KU senior gains more than professional connections, skills at career event

Celka Straughn and Elspeth Healey

Long before the start of her last semester at KU, Lenexa senior Jessica Blom had contemplated her future and how she could make herself more marketable to potential employers. When an email from the University Career Center landed in her inbox, advertising a three-week virtual Winter Boot Camp to help graduating students launch an effective job search, she immediately signed up.

“I had been looking for ways to strengthen my resume and learn how to get a job post-graduation,” she says. “I wanted to improve some of those skills.”

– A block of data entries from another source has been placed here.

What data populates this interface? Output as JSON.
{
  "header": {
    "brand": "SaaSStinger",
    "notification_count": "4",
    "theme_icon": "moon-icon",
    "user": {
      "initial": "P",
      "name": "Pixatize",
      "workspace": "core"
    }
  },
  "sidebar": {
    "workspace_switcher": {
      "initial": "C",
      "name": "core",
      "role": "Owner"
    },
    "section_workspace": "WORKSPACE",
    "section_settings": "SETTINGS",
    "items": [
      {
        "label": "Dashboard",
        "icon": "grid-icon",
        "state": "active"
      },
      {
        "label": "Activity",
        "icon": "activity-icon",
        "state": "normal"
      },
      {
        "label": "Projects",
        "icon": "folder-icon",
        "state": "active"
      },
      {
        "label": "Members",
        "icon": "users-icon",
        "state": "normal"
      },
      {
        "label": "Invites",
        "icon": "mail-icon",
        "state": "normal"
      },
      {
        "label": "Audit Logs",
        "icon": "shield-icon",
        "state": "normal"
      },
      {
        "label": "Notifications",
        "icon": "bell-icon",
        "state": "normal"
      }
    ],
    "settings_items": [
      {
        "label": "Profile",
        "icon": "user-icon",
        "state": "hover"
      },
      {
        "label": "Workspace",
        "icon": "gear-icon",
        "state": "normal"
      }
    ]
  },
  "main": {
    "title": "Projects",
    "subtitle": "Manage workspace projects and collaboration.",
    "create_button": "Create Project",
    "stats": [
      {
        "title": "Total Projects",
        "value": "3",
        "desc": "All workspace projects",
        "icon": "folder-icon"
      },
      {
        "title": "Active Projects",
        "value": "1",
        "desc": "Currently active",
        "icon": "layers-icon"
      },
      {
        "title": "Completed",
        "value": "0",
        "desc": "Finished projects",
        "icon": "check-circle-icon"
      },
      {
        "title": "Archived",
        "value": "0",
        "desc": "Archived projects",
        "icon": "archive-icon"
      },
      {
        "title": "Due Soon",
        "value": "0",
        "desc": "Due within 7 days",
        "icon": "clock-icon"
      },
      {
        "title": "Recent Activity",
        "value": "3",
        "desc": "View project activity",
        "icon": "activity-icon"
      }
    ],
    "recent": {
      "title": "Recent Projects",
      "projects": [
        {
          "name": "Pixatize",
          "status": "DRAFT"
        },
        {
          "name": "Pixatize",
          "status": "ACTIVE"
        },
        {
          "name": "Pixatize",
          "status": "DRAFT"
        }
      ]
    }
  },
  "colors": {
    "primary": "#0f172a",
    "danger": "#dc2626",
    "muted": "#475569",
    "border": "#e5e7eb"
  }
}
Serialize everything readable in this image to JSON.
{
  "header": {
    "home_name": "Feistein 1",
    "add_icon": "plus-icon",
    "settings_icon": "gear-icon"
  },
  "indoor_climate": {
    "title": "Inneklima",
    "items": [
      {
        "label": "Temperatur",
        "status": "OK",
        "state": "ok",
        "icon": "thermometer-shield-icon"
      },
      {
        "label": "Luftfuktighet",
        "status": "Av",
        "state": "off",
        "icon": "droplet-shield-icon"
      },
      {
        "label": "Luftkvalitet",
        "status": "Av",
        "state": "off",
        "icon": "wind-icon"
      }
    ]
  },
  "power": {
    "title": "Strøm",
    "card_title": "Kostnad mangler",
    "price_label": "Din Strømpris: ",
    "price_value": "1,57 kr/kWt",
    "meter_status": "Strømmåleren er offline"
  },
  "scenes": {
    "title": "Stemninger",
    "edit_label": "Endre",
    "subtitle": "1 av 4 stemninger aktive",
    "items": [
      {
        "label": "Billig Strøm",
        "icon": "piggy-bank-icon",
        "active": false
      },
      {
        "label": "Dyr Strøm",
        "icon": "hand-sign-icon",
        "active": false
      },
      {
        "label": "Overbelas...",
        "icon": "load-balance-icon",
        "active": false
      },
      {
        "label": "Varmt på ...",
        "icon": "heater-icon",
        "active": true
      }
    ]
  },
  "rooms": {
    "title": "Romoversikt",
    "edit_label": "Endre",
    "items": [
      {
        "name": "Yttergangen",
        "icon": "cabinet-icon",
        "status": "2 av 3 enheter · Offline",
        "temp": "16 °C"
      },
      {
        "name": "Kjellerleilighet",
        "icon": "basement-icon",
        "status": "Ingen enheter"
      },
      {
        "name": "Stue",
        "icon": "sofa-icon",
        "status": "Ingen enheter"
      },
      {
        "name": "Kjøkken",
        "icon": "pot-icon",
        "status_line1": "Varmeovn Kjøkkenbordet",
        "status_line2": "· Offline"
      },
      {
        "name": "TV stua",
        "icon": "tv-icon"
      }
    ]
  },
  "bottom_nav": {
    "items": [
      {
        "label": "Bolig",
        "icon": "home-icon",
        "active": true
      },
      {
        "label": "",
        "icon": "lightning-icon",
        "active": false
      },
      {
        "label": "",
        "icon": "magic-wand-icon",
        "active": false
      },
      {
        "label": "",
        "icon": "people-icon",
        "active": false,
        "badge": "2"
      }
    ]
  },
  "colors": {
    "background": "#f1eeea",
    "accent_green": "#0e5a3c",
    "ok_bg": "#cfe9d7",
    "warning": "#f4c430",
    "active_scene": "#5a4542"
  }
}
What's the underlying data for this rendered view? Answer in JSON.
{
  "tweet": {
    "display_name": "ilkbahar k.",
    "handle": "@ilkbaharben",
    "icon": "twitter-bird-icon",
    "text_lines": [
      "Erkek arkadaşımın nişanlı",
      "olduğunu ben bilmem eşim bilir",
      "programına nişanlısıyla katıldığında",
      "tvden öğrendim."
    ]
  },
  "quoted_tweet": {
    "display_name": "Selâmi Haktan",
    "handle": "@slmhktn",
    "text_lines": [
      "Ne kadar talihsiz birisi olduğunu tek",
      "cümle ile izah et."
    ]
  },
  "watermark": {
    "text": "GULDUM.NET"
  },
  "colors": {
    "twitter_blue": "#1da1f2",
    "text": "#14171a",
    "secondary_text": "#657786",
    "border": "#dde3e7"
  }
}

In addition to offering students job-hunting tips, networking advice and resources for building an impressive resume, the event featured opportunities to participate in more than 50 mock interviews with professionals in a variety of industries, thanks to a collaboration with the Alumni Association’s Jayhawk Career Network.

Blom, c’21, who was majoring in history and international studies, expressed her interest in libraries and archives and was paired with Celka Straughn, deputy director for public practice, curatorial and research at the Spencer Museum of Art.

During their mock interview, Straughn learned more about Blom’s career goals and immediately thought of KU colleague Elspeth Healey, a special-collections librarian at the Kenneth Spencer Research Library. “A critical part of the learning experience is getting to know other people and learn from and with them,” says Straughn, who also serves as Andrew W. Mellon Director of Academic Programs at the art museum and works closely with KU faculty and staff. “Jessica seemed like someone who was eager to gain new experiences and opportunities and would make the most of them, so I wanted to connect her with Elspeth and expand those possibilities.”

Jessica Blom

Healey scheduled a virtual meeting with Blom over Zoom and discussed the senior’s interest in attending library school, sharing information about the costs of graduate studies, professional organizations and additional opportunities for growth and development. In a follow-up email to Blom, Healey encouraged her to apply for KU Libraries’ Rubinstein/Mason Award, which supports graduate study in librarianship.

Blom applied for the award during the spring semester and in June received notice from Kevin Smith, dean of libraries, that she was one of two students selected for the $1,000 scholarship. Healey was thrilled to learn that Blom took home the honor.

“I don’t know that students always realize how impressive they are,” she says. “It’s good for them to talk to someone who is in the career that they’re interested in and have that person recognize for them that they are doing some of the right things to be on that career path.”

For Blom, who this fall began her graduate studies in library and information science at Simmons University in Boston, the connections she made through Winter Boot Camp proved particularly helpful in more ways than one.

“It was really valuable for me to build both professional connections and professional skills that I’ll need in the field,” she says. “And it ended up being really awesome that I got a scholarship out of it, too.”